I talked with former state Senator Howie Carroll last week about the proposal by state Representative Bill Mitchell (R-Forsyth) to kick Chicago and suburban Cook County out of Illinois. Mitchell's resolution has just a tiny number of co-sponsors, but he's managed to get himself lots of statewide and national media coverage, and he clearly appears to be enjoying his 15 minutes of fame claiming that his region of the state is tired of paying for Chicago's liberal programs.

Carroll knows all too well about breaking the state in two because he sponsored just such a resolution back in 1981. Carroll, a Chicago Democrat, proposed to make Cook County a separate state. According to newspaper accounts from the time, the resolution was introduced in the midst of heated fighting between Chicago-area and Downstate legislators over funding for mass transit.

Carroll's proposal flew out of the Senate on a voice vote. Carroll claimed at the time that once the state was divided in two, Downstaters would finally realize that Cook County was paying a lot of their expenses.

Everybody thought Carroll had devised a fine joke - just another in the long line of shots that Chicago legislators were taking at Downstaters, and vice versa. Republican State Senator Roger Sommer of Downstate Morton told United Press International that he could surely score points with the folks back home by voting for Carroll's proposal. "This is something my constituents have wanted for a long time," Sommer said.

Senator Carroll's resolution soon flew out of the House as well. But not long after the House passed the measure, one of then-House Speaker George Ryan's lawyers took a closer look and realized that Carroll had exactly followed the U.S. Constitution's requirements for mandating a congressional vote on splitting an existing state into two. It turns out that Carroll wasn't joking.

Speaker Ryan ordered one of his members to file a "motion to reconsider" the next day to prevent the resolution from automatically being transmitted to Congress. (Governors have no say on resolutions.) Without that action, Congress would've taken a vote on Carroll's demand.

The debate at the heart of Carroll's resolution still rages today. Many if not most Downstaters assume their taxes are subsidizing Chicago, and Chicagoans tend to have an outsize estimate of how much revenue they're generating.

A regional analysis of state expenditures versus state revenues hasn't been done in many years. The General Assembly's Legislative Research Unit (LRU) has refused to conduct a new study because of the uproar created the last time it did one.

That last LRU report, in 1987, found that the suburbs (including suburban Cook) paid 46 percent of state taxes but got back just 27 percent of state spending.

Downstate was the biggest "tax eater," according to the LRU report, paying just 33 percent of the state's taxes while benefiting from a whopping 47 percent of the state's spending.
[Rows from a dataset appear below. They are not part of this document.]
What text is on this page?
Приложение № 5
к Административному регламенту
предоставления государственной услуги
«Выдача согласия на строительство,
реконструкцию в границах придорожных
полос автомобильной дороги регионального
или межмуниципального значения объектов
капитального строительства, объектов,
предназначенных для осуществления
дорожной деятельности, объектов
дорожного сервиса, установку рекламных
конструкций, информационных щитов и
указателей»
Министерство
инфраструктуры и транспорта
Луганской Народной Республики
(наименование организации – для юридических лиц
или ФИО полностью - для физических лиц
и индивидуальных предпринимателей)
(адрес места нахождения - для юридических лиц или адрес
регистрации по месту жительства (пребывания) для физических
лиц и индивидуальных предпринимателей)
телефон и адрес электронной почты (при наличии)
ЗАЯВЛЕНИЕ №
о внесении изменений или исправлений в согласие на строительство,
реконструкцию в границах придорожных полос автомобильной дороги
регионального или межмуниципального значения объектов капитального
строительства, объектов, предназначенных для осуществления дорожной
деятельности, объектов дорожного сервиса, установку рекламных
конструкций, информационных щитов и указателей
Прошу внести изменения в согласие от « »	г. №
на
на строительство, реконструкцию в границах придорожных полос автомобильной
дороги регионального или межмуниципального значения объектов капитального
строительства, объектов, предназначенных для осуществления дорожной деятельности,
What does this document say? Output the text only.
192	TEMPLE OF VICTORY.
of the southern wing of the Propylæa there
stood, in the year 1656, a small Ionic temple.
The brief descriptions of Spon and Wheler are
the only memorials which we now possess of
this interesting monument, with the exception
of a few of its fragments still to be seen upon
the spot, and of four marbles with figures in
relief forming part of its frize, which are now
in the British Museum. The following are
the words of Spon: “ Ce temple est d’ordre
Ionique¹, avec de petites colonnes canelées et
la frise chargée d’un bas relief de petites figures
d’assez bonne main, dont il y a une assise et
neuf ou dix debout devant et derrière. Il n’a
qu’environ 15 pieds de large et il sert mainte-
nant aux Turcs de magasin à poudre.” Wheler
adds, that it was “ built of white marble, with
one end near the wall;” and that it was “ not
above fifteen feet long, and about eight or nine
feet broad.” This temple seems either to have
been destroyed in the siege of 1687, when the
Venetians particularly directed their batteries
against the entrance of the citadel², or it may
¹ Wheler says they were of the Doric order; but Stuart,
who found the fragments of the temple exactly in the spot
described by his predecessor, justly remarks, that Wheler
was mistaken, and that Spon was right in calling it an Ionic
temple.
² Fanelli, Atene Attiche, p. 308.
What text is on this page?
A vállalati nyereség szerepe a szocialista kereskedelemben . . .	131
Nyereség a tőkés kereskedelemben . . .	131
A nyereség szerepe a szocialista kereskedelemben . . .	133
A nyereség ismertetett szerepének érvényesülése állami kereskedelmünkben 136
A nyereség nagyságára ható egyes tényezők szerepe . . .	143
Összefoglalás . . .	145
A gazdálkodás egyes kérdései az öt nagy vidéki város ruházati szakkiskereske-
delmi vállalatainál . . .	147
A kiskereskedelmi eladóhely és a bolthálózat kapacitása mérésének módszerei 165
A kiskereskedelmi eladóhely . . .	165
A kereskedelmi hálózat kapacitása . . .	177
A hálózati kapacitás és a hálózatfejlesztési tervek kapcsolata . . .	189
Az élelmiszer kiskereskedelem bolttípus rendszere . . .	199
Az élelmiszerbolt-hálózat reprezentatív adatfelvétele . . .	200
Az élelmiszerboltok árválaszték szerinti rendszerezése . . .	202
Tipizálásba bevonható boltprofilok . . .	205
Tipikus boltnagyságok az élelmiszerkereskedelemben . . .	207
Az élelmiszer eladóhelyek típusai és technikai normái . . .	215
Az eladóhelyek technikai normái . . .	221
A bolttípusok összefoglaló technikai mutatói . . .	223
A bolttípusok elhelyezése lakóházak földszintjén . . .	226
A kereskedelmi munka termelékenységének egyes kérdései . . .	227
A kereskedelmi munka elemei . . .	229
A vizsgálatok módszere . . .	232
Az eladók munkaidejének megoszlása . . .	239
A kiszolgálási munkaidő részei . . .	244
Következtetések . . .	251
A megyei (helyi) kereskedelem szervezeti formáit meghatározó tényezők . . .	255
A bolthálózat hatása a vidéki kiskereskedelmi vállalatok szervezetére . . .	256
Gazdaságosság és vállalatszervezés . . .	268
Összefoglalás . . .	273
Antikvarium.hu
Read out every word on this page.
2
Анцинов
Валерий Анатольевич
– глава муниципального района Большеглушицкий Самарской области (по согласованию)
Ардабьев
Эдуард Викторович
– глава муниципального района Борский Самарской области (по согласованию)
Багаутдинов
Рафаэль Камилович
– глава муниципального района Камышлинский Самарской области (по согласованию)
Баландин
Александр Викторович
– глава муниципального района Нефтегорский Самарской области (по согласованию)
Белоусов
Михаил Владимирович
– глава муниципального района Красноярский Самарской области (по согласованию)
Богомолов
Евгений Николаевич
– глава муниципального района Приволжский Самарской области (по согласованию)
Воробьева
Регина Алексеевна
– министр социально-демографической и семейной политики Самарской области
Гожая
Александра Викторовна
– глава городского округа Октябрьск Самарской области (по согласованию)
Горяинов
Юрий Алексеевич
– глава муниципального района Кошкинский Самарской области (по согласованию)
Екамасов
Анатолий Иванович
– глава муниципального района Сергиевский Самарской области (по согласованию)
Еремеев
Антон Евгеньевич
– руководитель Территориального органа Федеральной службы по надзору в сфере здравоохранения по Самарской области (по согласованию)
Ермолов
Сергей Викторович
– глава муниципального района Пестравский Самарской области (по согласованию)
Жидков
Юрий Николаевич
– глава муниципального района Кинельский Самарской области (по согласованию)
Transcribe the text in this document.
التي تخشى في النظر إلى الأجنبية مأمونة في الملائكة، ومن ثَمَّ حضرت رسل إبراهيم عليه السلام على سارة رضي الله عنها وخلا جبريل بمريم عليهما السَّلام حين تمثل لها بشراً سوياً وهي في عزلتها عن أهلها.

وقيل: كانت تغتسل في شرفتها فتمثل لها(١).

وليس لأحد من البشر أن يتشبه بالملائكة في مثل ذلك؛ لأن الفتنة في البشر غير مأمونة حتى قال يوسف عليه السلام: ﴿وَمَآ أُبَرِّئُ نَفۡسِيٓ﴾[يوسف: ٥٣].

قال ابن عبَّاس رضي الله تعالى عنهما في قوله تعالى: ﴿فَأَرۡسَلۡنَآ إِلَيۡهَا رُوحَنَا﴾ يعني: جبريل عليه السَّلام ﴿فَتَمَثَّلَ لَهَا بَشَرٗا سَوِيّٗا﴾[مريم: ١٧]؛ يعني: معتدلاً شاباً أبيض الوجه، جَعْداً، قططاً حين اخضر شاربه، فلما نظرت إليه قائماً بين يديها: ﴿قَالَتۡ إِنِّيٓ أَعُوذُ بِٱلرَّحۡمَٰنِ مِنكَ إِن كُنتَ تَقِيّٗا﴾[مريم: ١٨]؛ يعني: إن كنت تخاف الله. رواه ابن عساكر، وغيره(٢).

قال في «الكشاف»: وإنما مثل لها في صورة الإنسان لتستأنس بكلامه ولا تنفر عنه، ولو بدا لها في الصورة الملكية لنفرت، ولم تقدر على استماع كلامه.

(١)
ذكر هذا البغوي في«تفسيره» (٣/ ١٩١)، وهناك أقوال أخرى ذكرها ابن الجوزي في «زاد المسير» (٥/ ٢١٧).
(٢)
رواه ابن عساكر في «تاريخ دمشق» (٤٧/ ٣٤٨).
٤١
Chicago paid 21 percent of the taxes and got 25 percent of the spending.

A few months ago, the highly respected Taxpayers Federation of Illinois published a study of state tax collections. Downstate paid just 30 percent of all state personal-income and sales taxes collected in 2009 despite having 35 percent of the population.

Chicago and suburban Cook County paid 40 percent of the two taxes while having 40.5 percent of the population. About even.

And the suburban collar counties paid 30 percent of the two taxes while having only 24 percent of the population.

Once again we see that the suburbs are paying more than their share, while Downstate isn't holding up its end.

The Taxpayers Federation didn't look at corporate income taxes. There are a lot of corporations in Chicago and the suburbs compared to Downstate.

An official with the group told me they're hoping to do a regional spending study. So we shall soon know who's right and who's wrong in this endless debate.

But it's not looking good for Downstate's case. The region simply doesn't have the kind of money that exists in Chicagoland. Downstate generated just 29 percent of the state's personal income in 2009, while Cook had almost 45 percent. And Downstate roads, schools, etc. rely heavily on state assistance.

Mitchell and lots of other Downstaters might still want to kick Cook County out of Illinois, but, whether they like it or not, taxes and (most likely) spending can't be used as an excuse.